Italiano integra equipe de missão que antecede viagens à Lua

Luca Parmitano integra a missão Artemis III, focada em testes tecnológicos para futuras operações lunares, prevista para 2027.

Quarta, 10 de Junho de 2026 às 12:19, por: CdB

Prevista para o segundo semestre de 2027, a missão não terá como destino imediato a superfície lunar.

Por Redação, com ANSA – de Roma

O astronauta italiano Luca Parmitano, da Agência Espacial Europeia (ESA), foi confirmado pela Nasa como integrante da tripulação da missão Artemis III, etapa fundamental do programa que pretende viabilizar o retorno dos seres humanos à Lua.

Luca Parmitano é um dos astronautas mais experientes a Itália

Prevista para o segundo semestre de 2027, a missão não terá como destino imediato a superfície lunar. Após uma revisão do programa, a Nasa redefiniu os objetivos da Artemis III para concentrar-se em testes de tecnologias essenciais para futuras operações lunares.
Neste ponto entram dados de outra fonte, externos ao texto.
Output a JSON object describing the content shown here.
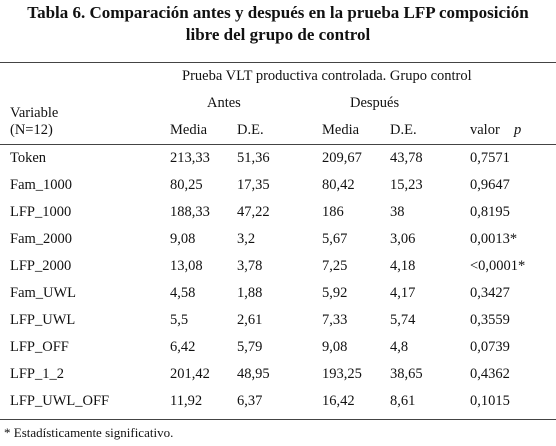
{
  "title_lines": [
    "Tabla 6. Comparación antes y después en la prueba LFP composición",
    "libre del grupo de control"
  ],
  "table": {
    "group_header": "Prueba VLT productiva controlada. Grupo control",
    "antes": "Antes",
    "despues": "Después",
    "variable_header": [
      "Variable",
      "(N=12)"
    ],
    "subheaders": [
      "Media",
      "D.E.",
      "Media",
      "D.E."
    ],
    "pvalue_header": {
      "text": "valor",
      "italic": "p"
    },
    "rows": [
      [
        "Token",
        "213,33",
        "51,36",
        "209,67",
        "43,78",
        "0,7571"
      ],
      [
        "Fam_1000",
        "80,25",
        "17,35",
        "80,42",
        "15,23",
        "0,9647"
      ],
      [
        "LFP_1000",
        "188,33",
        "47,22",
        "186",
        "38",
        "0,8195"
      ],
      [
        "Fam_2000",
        "9,08",
        "3,2",
        "5,67",
        "3,06",
        "0,0013*"
      ],
      [
        "LFP_2000",
        "13,08",
        "3,78",
        "7,25",
        "4,18",
        "<0,0001*"
      ],
      [
        "Fam_UWL",
        "4,58",
        "1,88",
        "5,92",
        "4,17",
        "0,3427"
      ],
      [
        "LFP_UWL",
        "5,5",
        "2,61",
        "7,33",
        "5,74",
        "0,3559"
      ],
      [
        "LFP_OFF",
        "6,42",
        "5,79",
        "9,08",
        "4,8",
        "0,0739"
      ],
      [
        "LFP_1_2",
        "201,42",
        "48,95",
        "193,25",
        "38,65",
        "0,4362"
      ],
      [
        "LFP_UWL_OFF",
        "11,92",
        "6,37",
        "16,42",
        "8,61",
        "0,1015"
      ]
    ]
  },
  "footnote": "* Estadísticamente significativo."
}
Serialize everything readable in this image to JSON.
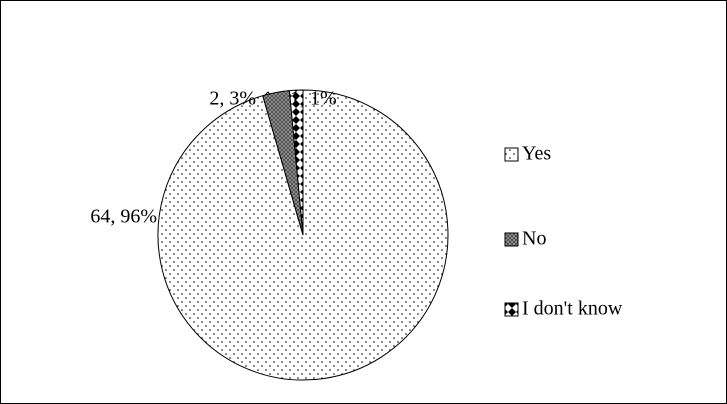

Durante a missão, a cápsula Orion, que transportará os astronautas, realizará manobras de encontro e acoplamento em órbita terrestre com um ou dois veículos desenvolvidos por empresas privadas destinados a futuras operações de pouso lunar.

Parmitano, de 49 anos, natural da Sicília, foi selecionado pela ESA em maio de 2009 e é o primeiro italiano a comandar a Estação Espacial Internacional (ISS). Ele já participou de duas missões à ISS e comandou a Expedição 61 entre 2019 e 2020.

A equipe

Além do italiano, que será o piloto, a equipe será composta pelo comandante Randy Bresnik, que, assim como Parmitano, possui treinamento como piloto. Os especialistas da missão serão Frank Rubio, outro veterano da Nasa, e Andre Douglas, que foi designado como astronauta de reserva da missão Artemis II.

Com o anúncio, Parmitano torna-se o primeiro europeu a participar de uma missão Artemis. Europa e Estados Unidos são parceiros no programa Artemis, que prevê realizar um voo tripulado na órbita do satélite natural da Terra no primeiro semestre de 2026 e levar astronautas ao solo lunar nos anos seguintes, algo que não acontece desde o fim do programa Apollo, na década de 1970.